The Chinese company making hundreds of new subway cars for the MBTA in Springfield tried to require its nonunion employees to sign a noncompete agreement roughly one month before a new law takes effect that would limit such contracts in scope.
The company, CRRC, quickly backtracked after employees complained. The clause could have affected about 150 employees.
But the effort still raised concerns among three state legislators who were instrumental in passing the state’s new noncompete law earlier this summer.
Senators Eric Lesser of Longmeadow, Will Brownsberger of Belmont, and Jason Lewis of Winchester, all Democrats, wrote in an Aug. 30 letter to state transportation Secretary Stephanie Pollack that CRRC appeared to be rushing to put these agreements into place before more stringent limits take effect on Oct. 1.

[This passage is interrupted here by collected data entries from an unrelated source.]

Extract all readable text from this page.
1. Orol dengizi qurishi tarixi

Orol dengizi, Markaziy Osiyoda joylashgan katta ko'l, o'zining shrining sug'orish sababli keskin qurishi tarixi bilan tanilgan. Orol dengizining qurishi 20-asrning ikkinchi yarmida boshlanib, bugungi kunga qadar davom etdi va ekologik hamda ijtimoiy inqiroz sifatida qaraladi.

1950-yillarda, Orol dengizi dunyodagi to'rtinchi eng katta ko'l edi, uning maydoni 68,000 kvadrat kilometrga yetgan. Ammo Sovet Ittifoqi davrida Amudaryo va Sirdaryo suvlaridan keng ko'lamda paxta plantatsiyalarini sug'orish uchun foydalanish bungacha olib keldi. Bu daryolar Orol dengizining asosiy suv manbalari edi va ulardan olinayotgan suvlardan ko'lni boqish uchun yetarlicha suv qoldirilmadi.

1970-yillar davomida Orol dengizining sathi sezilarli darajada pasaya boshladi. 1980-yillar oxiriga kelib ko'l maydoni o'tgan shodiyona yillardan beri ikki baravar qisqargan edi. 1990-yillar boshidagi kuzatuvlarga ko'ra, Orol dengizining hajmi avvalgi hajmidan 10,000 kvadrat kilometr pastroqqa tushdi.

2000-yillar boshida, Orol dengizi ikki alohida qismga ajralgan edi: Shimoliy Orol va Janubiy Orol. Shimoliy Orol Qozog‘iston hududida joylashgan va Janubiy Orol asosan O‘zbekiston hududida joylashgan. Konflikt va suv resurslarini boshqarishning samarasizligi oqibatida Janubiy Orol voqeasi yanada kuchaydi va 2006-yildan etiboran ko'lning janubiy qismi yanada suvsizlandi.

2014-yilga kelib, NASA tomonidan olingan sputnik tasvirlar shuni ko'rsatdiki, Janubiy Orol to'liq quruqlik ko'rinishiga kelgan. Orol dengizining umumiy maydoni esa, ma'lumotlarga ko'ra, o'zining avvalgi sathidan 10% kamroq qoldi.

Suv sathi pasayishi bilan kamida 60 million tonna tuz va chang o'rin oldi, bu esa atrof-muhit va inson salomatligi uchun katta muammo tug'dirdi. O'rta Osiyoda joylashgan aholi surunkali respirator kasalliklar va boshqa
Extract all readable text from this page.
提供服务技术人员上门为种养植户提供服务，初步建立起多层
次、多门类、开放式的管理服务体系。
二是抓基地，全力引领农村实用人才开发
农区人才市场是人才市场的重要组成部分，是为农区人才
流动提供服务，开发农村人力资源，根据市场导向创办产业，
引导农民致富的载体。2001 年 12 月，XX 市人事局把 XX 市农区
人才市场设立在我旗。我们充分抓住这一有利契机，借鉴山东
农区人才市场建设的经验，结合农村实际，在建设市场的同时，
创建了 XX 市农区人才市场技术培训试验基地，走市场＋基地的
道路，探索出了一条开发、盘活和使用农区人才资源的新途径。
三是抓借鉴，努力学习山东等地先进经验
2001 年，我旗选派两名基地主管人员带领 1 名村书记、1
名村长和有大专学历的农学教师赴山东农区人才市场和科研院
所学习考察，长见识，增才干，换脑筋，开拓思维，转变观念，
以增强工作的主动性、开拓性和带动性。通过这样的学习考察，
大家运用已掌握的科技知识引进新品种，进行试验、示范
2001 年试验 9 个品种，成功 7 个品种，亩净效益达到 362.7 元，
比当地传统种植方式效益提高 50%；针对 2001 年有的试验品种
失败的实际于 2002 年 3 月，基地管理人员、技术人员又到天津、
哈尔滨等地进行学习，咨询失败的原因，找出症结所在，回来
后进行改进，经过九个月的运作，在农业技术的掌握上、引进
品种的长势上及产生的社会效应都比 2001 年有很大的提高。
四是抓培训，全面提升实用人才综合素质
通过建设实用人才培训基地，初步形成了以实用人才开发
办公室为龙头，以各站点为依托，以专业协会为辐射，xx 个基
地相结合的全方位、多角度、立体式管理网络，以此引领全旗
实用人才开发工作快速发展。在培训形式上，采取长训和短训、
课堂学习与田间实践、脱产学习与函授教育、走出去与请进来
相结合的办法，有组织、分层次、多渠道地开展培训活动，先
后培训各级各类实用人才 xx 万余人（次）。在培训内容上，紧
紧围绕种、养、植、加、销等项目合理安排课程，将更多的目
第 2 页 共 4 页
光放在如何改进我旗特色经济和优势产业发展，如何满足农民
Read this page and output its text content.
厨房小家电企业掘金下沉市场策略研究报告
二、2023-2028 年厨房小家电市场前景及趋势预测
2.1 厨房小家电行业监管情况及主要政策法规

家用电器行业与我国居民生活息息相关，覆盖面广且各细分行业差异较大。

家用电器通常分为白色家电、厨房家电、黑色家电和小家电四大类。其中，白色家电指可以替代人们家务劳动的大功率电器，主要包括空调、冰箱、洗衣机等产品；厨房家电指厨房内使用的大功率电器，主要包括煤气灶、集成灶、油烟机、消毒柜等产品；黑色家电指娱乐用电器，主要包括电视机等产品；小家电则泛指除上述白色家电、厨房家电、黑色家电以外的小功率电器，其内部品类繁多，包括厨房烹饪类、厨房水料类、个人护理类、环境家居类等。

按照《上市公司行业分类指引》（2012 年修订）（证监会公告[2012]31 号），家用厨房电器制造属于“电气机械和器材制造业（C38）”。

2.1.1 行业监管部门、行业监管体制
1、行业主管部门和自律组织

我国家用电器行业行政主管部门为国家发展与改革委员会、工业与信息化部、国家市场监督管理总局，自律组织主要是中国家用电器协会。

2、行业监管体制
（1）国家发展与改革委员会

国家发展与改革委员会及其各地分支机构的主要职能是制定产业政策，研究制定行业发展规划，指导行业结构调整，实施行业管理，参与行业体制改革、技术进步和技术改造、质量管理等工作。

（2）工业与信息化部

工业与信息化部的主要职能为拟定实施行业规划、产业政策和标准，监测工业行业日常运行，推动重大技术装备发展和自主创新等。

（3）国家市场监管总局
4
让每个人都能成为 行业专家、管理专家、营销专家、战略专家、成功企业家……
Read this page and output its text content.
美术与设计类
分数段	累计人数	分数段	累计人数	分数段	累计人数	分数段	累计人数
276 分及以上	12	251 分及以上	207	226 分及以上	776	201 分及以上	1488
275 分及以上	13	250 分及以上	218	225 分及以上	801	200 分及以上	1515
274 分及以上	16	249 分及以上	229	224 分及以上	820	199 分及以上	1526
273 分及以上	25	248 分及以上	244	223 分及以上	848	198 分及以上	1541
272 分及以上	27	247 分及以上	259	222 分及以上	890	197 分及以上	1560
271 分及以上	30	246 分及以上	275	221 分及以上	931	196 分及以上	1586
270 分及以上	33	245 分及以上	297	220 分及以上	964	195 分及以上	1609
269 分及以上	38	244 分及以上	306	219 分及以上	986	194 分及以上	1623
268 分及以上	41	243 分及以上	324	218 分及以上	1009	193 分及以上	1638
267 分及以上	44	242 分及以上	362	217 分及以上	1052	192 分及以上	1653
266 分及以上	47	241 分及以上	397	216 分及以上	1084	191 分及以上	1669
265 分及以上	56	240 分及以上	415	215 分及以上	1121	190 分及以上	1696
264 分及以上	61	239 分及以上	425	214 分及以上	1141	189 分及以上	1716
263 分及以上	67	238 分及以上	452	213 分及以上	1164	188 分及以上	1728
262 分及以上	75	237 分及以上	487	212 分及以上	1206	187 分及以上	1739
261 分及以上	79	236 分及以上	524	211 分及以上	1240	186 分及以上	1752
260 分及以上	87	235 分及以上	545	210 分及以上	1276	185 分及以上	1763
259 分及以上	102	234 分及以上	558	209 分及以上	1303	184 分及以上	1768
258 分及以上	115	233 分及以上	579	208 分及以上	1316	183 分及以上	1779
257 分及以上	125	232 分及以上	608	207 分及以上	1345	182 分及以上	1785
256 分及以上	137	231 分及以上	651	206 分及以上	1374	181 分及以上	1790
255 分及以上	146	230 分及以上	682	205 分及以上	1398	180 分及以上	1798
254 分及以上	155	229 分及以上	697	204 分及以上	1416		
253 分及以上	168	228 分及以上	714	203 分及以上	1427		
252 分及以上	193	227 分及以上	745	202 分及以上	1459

Earlier in August, CRRC sent a memo telling nonunion employees in Massachusetts that they must sign a contract by Sept. 3 that included an agreement that they would not work for a competing company for 18 months after they leave. The new law will limit such noncompete terms to one year.
But on Aug. 30 — the same day as the senators’ complaint — CRRC told the employees the noncompete provision had been removed from the employment contract.
Even though CRRC dropped it, Lesser said he still has concerns
“The immediate question it raises in my mind is how many other companies are doing this as we approach the Oct. 1 deadline,” Lesser said. “We need to make sure in this window here, in between the ink drying on the statute and it taking effect, that workers are protected.”
CRRC vice president Jia Bo told Pollack in a letter last week that the noncompete clause was not related to the new law. Rather, he wrote, it was the culmination of six months of work to “ensure the company’s confidential and proprietary information is adequately protected.”
After dropping the noncompete provision, CRRC circulated a modified version of the proposed contract with nonunion employees that still included nondisclosure and no-solicitation measures.
A spokeswoman said no deadline has been set for signing this new contract, and the company is still accepting feedback from employees. She reiterated that CRRC wasn’t trying to rush a contract through before the change in state law took effect.
“We listened and we acted,” CRRC spokeswoman Lydia Rivera said. “We didn’t realize there would be concern. [But] people brought concerns to the attention of HR, and they changed the agreement.”
Rivera said CRRC employs 208 people in the state today, including about 150 who are not represented by a union.
Several Boston lawyers said they are advising clients to adhere to the terms of the new law when drafting noncompete agreements before Oct. 1. Even before this law passed, companies, if challenged in court, would need to prove noncompete terms were reasonable and necessary to protect legitimate business interests, and not just to prevent workers from joining a rival.
“A court might rule that the 18-month agreement is not reasonably limited in time and revise it back to a 12-month noncompete,” said Gregory Bombard, a lawyer with Duane Morris in Boston.
The new restrictions also prevent noncompetes from being imposed on lower-paid, hourly workers. And they require employers to pay departed workers half of their salary, or some other “mutually agreed upon consideration,” during the noncompete period.
Christopher Geehern, an executive vice president at Associated Industries of Massachusetts, said he has not heard of any companies adopting noncompetes for the first time before the Oct. 1 deadline. Instead, many of AIM’s members are revising existing noncompetes to line up with the new law, just to be on the safe side.
“Instead of the mentality of trying to beat the deadline, everybody understands what the new law says and wants to become compliant,” Geehern said.